A partir desta terça-feira (1º), o Ministério da Saúde inicia a aplicação da vacina meningocócica ACWY como dose de reforço para crianças de 12 meses de idade. A medida altera o esquema atual de vacinação do Sistema Único de Saúde (SUS), que anteriormente utilizava a vacina meningocócica C nesta etapa. A mudança tem como objetivo ampliar a cobertura contra quatro sorogrupos da bactéria Neisseria meningitidis (A, C, W e Y), responsáveis por formas graves de meningite bacteriana.

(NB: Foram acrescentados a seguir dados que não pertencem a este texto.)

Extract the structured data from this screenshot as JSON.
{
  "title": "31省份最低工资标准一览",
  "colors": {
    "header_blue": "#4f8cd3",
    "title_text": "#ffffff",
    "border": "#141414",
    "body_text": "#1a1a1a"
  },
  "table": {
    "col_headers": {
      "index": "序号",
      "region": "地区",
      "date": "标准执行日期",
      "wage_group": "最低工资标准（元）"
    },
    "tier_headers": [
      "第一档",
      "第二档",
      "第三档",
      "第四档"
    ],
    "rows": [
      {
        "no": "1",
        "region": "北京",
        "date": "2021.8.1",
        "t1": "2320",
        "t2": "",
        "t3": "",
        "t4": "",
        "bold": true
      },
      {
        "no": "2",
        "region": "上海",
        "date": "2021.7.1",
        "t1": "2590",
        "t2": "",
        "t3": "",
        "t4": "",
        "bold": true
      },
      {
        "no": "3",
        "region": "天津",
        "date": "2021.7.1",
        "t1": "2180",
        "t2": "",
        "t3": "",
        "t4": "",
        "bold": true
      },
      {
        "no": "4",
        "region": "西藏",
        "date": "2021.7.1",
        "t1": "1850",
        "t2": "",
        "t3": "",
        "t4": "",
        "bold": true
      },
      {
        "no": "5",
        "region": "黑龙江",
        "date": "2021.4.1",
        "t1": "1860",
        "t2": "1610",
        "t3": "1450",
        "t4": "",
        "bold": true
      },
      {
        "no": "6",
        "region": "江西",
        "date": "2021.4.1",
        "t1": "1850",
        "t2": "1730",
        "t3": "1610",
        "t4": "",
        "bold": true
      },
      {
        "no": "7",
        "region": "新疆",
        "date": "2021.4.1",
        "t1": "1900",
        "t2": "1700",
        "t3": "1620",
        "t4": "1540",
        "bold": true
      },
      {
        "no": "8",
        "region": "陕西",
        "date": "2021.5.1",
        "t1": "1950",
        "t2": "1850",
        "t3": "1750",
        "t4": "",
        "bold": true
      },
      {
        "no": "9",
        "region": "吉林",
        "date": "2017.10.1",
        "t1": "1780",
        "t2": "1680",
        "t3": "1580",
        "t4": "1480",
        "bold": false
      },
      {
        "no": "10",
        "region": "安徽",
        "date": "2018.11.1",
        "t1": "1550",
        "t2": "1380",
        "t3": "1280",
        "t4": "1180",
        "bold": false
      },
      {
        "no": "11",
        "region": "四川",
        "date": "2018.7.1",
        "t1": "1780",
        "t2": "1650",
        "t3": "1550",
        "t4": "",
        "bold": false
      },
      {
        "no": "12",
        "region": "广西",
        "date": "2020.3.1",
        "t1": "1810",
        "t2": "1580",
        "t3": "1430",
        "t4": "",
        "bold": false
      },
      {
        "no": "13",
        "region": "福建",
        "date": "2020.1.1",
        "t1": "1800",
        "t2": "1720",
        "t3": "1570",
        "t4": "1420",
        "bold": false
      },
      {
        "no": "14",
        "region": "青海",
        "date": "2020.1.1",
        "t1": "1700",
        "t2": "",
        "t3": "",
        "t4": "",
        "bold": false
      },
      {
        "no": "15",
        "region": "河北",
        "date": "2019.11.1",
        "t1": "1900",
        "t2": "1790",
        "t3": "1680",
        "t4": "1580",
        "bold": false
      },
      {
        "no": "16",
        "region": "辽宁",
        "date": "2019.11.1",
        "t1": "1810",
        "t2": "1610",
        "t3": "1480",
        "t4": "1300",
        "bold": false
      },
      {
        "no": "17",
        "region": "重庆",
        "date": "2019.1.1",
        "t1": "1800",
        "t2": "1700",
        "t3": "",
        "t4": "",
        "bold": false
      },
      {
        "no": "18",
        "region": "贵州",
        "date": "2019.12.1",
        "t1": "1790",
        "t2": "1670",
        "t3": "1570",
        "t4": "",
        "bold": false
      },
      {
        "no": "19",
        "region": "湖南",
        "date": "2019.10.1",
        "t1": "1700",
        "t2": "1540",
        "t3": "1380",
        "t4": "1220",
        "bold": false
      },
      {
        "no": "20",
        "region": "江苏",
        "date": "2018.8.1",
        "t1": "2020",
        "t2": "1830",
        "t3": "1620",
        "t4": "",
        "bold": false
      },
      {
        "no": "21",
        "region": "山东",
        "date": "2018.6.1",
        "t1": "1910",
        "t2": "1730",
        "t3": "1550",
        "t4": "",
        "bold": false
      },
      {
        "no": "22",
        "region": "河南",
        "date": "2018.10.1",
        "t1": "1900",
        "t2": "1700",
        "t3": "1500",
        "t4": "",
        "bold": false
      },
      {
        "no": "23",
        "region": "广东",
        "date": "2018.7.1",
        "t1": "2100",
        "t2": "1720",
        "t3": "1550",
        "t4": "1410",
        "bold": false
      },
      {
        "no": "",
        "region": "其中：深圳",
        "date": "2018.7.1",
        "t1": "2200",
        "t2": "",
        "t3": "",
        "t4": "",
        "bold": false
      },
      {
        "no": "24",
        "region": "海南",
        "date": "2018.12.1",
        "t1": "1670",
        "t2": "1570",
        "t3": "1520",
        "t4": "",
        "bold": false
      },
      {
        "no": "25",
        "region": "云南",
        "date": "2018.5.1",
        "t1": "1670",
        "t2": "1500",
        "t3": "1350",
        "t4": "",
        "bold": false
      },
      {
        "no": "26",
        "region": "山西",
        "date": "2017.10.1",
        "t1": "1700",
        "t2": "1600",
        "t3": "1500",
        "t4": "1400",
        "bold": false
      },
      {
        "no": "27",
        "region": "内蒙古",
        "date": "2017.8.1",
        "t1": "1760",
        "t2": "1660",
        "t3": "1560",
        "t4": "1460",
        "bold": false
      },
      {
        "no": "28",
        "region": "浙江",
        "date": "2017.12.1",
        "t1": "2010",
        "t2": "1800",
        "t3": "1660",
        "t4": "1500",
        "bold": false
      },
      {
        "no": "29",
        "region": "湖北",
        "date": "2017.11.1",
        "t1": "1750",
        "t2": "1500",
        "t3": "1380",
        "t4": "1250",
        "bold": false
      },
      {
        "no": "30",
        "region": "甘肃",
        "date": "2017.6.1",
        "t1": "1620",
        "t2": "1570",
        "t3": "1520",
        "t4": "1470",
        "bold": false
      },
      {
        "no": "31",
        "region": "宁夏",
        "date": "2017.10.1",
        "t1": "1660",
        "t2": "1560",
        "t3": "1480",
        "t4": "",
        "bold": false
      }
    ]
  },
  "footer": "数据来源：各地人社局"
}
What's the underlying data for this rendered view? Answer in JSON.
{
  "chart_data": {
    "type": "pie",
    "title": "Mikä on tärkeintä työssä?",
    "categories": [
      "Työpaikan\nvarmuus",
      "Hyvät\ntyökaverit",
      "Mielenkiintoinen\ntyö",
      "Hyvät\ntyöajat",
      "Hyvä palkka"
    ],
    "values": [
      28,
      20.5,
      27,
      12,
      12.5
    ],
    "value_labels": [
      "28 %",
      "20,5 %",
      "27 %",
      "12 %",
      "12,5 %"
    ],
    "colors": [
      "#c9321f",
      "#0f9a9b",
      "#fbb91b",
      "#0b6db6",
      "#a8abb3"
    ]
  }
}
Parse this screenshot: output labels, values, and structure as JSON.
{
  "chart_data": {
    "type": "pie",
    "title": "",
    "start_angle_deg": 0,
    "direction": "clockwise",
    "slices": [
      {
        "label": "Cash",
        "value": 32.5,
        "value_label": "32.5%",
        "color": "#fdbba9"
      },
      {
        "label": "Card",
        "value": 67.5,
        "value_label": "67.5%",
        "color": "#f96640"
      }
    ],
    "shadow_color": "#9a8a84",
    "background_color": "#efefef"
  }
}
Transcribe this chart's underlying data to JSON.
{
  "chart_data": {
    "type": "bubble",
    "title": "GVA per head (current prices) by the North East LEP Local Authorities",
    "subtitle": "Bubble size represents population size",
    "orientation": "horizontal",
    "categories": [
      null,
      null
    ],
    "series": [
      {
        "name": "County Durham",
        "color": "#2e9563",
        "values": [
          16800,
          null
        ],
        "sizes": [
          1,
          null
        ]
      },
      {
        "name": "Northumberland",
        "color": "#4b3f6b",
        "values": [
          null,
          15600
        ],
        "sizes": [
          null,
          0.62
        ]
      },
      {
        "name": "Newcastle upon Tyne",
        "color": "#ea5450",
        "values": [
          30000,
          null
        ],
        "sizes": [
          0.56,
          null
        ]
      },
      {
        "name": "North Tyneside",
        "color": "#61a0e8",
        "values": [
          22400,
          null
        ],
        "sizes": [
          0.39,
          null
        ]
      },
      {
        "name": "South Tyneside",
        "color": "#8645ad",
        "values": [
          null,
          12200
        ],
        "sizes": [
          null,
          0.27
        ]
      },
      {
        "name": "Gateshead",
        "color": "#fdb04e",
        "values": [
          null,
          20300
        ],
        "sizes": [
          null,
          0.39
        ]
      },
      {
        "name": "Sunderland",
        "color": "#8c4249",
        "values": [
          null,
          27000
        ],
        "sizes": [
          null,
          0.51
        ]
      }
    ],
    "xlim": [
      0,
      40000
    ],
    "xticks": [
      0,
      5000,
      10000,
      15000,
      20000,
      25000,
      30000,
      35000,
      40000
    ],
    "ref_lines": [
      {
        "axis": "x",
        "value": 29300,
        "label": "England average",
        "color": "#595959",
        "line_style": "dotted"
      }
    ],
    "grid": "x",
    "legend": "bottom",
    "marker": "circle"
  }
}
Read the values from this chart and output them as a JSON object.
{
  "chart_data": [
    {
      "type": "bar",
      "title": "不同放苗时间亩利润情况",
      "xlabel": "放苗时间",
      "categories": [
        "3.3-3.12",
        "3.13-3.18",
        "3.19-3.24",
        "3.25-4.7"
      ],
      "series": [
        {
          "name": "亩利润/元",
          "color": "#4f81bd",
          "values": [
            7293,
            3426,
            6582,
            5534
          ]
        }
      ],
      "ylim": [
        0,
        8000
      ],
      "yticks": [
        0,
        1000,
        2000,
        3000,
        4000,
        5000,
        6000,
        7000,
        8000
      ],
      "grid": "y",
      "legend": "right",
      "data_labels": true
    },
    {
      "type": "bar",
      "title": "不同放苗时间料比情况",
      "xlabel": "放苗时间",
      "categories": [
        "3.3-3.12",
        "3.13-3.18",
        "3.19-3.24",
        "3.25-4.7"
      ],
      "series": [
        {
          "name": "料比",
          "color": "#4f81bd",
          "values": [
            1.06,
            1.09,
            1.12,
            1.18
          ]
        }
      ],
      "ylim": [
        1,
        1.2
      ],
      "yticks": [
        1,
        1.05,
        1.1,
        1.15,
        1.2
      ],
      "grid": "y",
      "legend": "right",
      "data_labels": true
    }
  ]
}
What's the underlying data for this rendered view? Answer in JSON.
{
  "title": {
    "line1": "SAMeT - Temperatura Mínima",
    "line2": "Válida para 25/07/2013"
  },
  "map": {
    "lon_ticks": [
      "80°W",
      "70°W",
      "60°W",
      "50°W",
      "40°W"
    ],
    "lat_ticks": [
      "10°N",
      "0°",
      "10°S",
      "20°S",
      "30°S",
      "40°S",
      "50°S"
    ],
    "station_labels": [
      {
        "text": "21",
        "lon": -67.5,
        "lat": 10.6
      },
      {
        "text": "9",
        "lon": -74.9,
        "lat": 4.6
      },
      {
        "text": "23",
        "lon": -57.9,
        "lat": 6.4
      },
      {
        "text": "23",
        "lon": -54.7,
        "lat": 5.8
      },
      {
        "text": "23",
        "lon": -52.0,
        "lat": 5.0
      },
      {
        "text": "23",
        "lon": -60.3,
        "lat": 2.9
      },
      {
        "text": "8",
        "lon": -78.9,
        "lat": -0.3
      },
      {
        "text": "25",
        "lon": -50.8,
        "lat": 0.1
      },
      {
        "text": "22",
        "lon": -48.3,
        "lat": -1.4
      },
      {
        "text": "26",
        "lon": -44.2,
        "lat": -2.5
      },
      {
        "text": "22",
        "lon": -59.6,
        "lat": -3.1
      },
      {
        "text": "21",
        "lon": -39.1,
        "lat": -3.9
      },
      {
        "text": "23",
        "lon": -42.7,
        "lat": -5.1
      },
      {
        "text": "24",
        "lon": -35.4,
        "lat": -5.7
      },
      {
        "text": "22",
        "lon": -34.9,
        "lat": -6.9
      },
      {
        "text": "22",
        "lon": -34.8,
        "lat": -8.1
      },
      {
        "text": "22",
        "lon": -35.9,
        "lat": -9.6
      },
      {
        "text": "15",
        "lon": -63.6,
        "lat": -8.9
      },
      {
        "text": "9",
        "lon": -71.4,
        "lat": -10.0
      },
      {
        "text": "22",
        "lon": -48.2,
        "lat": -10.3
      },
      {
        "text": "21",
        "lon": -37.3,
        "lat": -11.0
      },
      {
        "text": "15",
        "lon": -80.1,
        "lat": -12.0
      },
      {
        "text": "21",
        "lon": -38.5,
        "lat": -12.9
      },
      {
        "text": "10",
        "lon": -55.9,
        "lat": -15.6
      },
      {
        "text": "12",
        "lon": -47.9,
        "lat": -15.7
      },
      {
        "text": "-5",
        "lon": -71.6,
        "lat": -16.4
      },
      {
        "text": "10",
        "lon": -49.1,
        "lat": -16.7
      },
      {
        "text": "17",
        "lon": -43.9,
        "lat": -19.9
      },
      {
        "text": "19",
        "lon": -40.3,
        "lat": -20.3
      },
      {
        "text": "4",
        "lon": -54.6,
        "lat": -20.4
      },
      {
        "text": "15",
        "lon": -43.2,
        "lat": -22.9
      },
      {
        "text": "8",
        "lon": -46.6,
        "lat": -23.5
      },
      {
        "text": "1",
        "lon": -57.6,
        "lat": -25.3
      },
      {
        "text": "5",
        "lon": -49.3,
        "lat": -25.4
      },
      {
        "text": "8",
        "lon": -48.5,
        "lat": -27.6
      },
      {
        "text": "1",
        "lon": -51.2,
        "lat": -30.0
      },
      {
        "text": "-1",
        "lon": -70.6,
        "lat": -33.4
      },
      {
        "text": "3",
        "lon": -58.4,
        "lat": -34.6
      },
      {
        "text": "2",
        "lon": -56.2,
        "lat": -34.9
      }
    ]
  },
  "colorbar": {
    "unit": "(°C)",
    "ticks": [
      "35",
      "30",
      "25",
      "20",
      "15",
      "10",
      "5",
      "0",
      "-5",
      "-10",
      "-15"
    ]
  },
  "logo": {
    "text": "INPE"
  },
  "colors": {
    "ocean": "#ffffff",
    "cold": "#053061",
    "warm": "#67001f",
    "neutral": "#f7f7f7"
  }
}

Até o momento, o esquema vacinal infantil incluía duas doses da vacina meningocócica C aos três e cinco meses, seguidas de uma dose de reforço aos 12 meses. Com a atualização, o reforço nesta faixa etária passará a ser feito com a vacina ACWY. A nova orientação consta na Nota Técnica nº 77/2025, que define os esquemas vacinais atualizados e orientações de aplicação para as equipes de saúde.
A vacina ACWY já era disponibilizada no SUS para adolescentes de 11 a 14 anos. Agora, com a ampliação para o público infantil, apenas as crianças que ainda não receberam o reforço aos 12 meses deverão receber a dose da ACWY. Aqueles que já completaram o esquema com a dose da meningocócica C não precisam ser revacinados neste momento.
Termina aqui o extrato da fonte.